The Oregon Intellectual Freedom Clearinghouse (OIFC)<https://libguides.osl.state.or.us/oifc/home>, administered by the State Library of Oregon, was established in 1987 with the primary mission to collect and compile information about intellectual freedom issues at libraries in Oregon.
Each year the OIFC encourages Oregon libraries and schools to report<https://libguides.osl.state.or.us/oifc/reports> on challenges to intellectual freedom.
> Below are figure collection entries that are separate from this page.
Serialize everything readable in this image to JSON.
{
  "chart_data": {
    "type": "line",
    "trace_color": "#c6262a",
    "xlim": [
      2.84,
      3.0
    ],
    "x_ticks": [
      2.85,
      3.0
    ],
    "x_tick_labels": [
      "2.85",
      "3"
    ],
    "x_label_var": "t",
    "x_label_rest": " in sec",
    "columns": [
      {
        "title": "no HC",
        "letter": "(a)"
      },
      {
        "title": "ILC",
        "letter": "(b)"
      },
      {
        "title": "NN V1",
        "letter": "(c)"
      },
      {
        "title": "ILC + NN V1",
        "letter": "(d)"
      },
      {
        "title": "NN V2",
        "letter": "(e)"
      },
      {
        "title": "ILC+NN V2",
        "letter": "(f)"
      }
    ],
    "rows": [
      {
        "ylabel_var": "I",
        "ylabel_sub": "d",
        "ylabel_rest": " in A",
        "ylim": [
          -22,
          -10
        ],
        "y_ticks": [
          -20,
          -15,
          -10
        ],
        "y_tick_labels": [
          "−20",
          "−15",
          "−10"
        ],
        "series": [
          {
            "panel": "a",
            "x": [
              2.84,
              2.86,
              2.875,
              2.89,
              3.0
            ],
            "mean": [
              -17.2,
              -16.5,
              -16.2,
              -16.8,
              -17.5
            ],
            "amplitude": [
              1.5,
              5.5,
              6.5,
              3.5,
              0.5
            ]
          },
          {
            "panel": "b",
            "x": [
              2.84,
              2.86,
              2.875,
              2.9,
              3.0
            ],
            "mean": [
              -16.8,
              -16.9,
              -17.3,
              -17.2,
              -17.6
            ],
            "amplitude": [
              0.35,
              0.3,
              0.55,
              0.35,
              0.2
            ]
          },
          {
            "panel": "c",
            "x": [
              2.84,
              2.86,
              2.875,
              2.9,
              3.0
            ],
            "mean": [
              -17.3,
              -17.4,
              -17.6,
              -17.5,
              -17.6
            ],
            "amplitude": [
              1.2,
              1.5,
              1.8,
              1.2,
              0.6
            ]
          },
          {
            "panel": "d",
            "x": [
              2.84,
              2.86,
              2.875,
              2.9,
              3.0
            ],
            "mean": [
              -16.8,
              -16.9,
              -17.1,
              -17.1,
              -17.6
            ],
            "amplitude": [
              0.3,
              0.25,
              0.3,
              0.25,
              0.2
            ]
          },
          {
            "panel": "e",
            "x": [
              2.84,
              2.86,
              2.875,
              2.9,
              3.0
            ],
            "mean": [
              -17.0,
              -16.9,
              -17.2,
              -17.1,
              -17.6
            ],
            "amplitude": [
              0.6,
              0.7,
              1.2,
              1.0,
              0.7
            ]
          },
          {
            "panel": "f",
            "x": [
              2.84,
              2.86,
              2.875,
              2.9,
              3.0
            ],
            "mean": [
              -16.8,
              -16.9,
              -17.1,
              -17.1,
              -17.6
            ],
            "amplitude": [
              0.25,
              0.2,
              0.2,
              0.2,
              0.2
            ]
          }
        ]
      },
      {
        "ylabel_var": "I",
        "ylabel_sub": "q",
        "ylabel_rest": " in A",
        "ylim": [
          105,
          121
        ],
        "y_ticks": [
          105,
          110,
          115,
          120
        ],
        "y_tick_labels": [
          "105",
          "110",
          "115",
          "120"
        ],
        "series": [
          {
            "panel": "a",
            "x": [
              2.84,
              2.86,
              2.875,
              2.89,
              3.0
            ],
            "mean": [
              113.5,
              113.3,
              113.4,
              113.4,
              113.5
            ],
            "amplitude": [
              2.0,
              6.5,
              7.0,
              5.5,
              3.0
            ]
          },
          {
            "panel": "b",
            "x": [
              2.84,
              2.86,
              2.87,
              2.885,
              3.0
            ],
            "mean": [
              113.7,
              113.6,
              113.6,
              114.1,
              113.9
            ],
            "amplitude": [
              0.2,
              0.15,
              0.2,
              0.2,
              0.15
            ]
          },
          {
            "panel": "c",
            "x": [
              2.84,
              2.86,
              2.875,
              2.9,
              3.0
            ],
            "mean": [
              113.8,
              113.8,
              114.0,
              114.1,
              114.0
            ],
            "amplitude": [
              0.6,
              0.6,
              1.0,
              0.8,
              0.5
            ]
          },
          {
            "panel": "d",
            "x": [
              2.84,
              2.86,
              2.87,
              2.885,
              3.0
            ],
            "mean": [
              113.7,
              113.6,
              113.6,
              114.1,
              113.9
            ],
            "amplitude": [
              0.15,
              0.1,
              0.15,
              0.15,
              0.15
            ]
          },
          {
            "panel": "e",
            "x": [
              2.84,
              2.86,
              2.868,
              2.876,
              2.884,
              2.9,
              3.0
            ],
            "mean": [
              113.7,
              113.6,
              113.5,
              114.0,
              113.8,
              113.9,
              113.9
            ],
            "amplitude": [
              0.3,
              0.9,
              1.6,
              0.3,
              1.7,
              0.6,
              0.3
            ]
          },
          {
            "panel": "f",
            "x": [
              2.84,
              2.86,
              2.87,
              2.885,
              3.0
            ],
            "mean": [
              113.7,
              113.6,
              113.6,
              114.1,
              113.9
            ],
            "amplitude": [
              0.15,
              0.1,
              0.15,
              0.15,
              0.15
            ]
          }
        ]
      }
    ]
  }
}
Challenges can be any of the following:
● Materials challenge (books, movies, music, magazines, digital content)
● Internet-related challenge (filtering issues, access to computers, use policies)
● Library service (meeting rooms, programs, author visits, exhibits, displays, hold shelf practices)
● Patron privacy or confidentiality (personally identifiable information, circulation records)
● Hate crime (defacement of library property to target a specific group; use of swastikas or other symbols of intimidation, harassment or assault on library property)
● Other (student publications or performances, access to libraries or library cards, social media, artwork, "First Amendment Audit")
The OIFC Coordinator then assembles this information into an annual report<https://libguides.osl.state.or.us/oifc/reports#s-lg-box-wrapper-23179895> and a cumulative list<https://libguides.osl.state.or.us/oifc/reports#s-lib-ctab-19752603-1> of materials challenged in Oregon since 1987. These reports are valuable tools for educating people about intellectual freedom throughout the state. Teachers, librarians, and booksellers in Oregon, for example, use the information for Banned Books Week displays, activities, discussions, and events. In addition, the OIFC Coordinator can use reported information to connect someone currently dealing with a challenge with a colleague who has dealt with a similar challenge, to provide support and advice (with permission from both parties).
In December of each year, the OIFC Coordinator submits collected information to ALA’s Office for Intellectual Freedom - minus any personal or institutional information - in support of their effort to raise awareness and respond to censorship threats by creating resources for libraries<http://www.ala.org/advocacy/intfreedom>. Oregon libraries and schools are welcome to report challenges directly to ALA, but having the information locally has proven useful in supporting our libraries and schools experiencing challenges.
So please report challenges<https://libguides.osl.state.or.us/oifc/reports> to the OIFC!* The State Library encourages you to report any challenges whether or not they have been through the formal challenge process; this includes any challenges that may be occurring in schools outside the library. The more information we have, the better picture we can paint about the intellectual freedom landscape in Oregon.
State Library of Oregon
* OIFC does not publish any information identifying you, your library, your school, or your community. Identifying information is retained only to connect libraries dealing with similar challenges.